I became more involved with the squad. After a couple of months, George contacted me with his intentions of taking a team to the 6th World Taekwondo Federation Championship. I threw caution to the wind and told him I’d come too. I also wanted Healing Sport to develop this sense of Africa as being in this world. Not just a place that magazines pull from under the bed to remind distant readers of their relative security. And so I was quickly propelled into the post of ‘team manager’ without fully comprehending the subtle permutations of this lofty position. Basically it meant that I had to deal with getting the team from A to B… with airline staff, officials, time zones, culinary preferences and translation techniques. I soon realized that the only thing I really knew was that Kenya and Korea began with the same letter.

It took us two days to get from Nairobi to Seoul via a string of places and a 13 hour stop-over in Bangkok airport. Thai immigration nearly prevented the team from proceeding, believing that we were all caught up in some incredibly elaborate immigration scam.

We also took the festival organisers by complete surprise.
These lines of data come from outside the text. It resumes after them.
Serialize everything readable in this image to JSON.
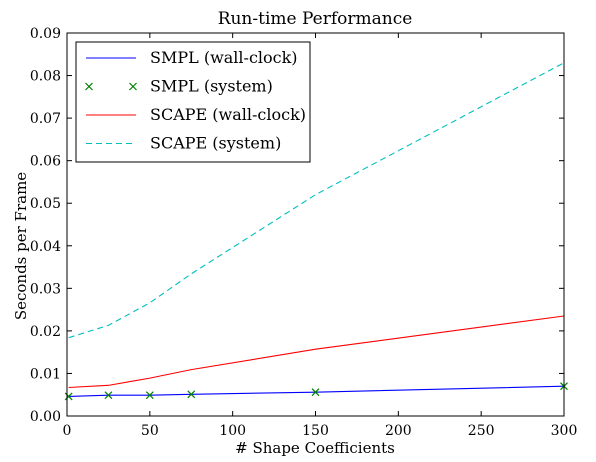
{
  "chart_data": {
    "type": "line",
    "title": "Run-time Performance",
    "xlabel": "# Shape Coefficients",
    "ylabel": "Seconds per Frame",
    "xlim": [
      0,
      300
    ],
    "ylim": [
      0,
      0.09
    ],
    "xticks": [
      0,
      50,
      100,
      150,
      200,
      250,
      300
    ],
    "xtick_labels": [
      "0",
      "50",
      "100",
      "150",
      "200",
      "250",
      "300"
    ],
    "yticks": [
      0,
      0.01,
      0.02,
      0.03,
      0.04,
      0.05,
      0.06,
      0.07,
      0.08,
      0.09
    ],
    "ytick_labels": [
      "0.00",
      "0.01",
      "0.02",
      "0.03",
      "0.04",
      "0.05",
      "0.06",
      "0.07",
      "0.08",
      "0.09"
    ],
    "grid": false,
    "legend_position": "top-left",
    "series": [
      {
        "name": "SMPL (wall-clock)",
        "style": "solid-line",
        "color": "#0000ff",
        "x": [
          1,
          25,
          50,
          75,
          150,
          300
        ],
        "y": [
          0.0046,
          0.0049,
          0.0049,
          0.0051,
          0.0056,
          0.007
        ]
      },
      {
        "name": "SMPL (system)",
        "style": "x-marker",
        "color": "#008000",
        "x": [
          1,
          25,
          50,
          75,
          150,
          300
        ],
        "y": [
          0.0046,
          0.0049,
          0.0049,
          0.0051,
          0.0056,
          0.007
        ]
      },
      {
        "name": "SCAPE (wall-clock)",
        "style": "solid-line",
        "color": "#ff0000",
        "x": [
          1,
          25,
          50,
          75,
          150,
          300
        ],
        "y": [
          0.0067,
          0.0072,
          0.0089,
          0.0109,
          0.0157,
          0.0235
        ]
      },
      {
        "name": "SCAPE (system)",
        "style": "dashed-line",
        "color": "#00bfbf",
        "x": [
          1,
          25,
          50,
          75,
          150,
          300
        ],
        "y": [
          0.0184,
          0.0213,
          0.0266,
          0.0334,
          0.052,
          0.083
        ]
      }
    ]
  }
}
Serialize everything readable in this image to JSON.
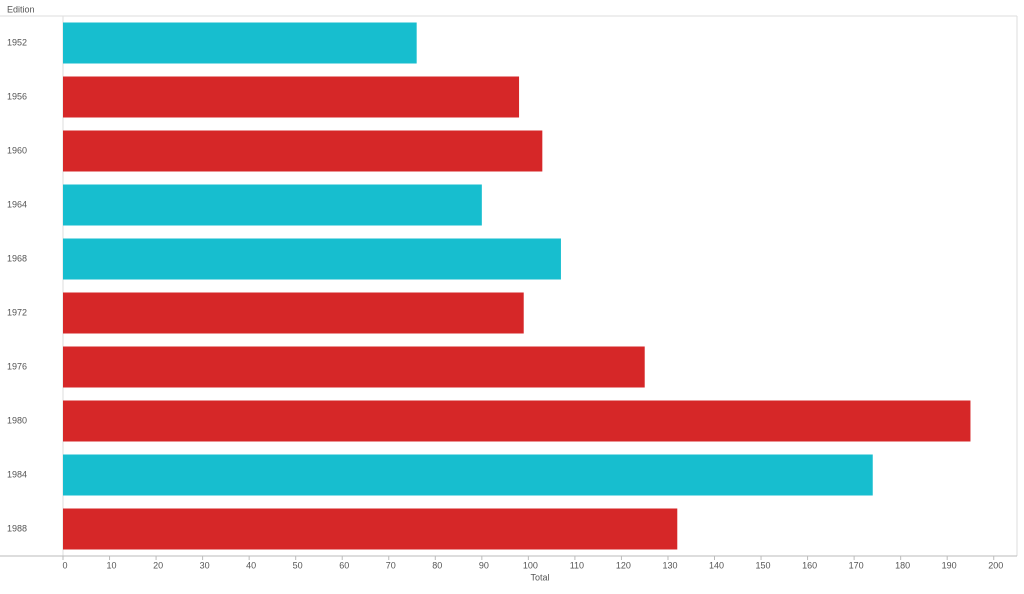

They had not expected our arrival, but soon saw the potential media benefits of having the only representatives from sub-Saharan Africa. We were duly registered and given accommodation: all seven of us sleeping on the floor of a small, cramped room. In the ensuing days, we were trailed by National TV and appeared in newspapers around the country. Despite being predominantly from the Kikuyu tribe, the team was asked to perform traditional Masai dances. They would dress up using their checked towels as cloaks, and hanging beads around their ears, as if auditioning for a Carry-On film. Sometimes they would be asked to sing. They would do so until we were all in hysterics while the polite Koreans tried in vain to get the microphone off George.

It would be easy to interpret such exotic misrepresentation as a sad state of affairs. As the only black team from over 60 nations represented at the festival, Kenya certainly stood out. And I don’t think anyone really expected them to take the three golds, three silvers, numerous bronze medals, as well as the trophy for the best team and best coach.

Nowadays, people are always concerned about your ‘personal relation’ to the subject matter. Usually, this involves some simple equation to decide whether you have the right or not to photograph the ‘other’. I could say a lot of things about working in Africa, about race and my relationships there, but in the end it’s not so simple.

The human connections that I am able to make through the process of photography, are among the most valuable things to me. Although I know it’s almost impossible, I secretly hope that my photography passes on to the viewer the rich experiences that my subjects have passed on to me.

Artist: Timothy Hetherington is a photojournalist. His works included books, films and other work that “ranged from multi-screen installations, to fly-poster exhibitions, to handheld device downloads” and is a regular contributor to Vanity Fair.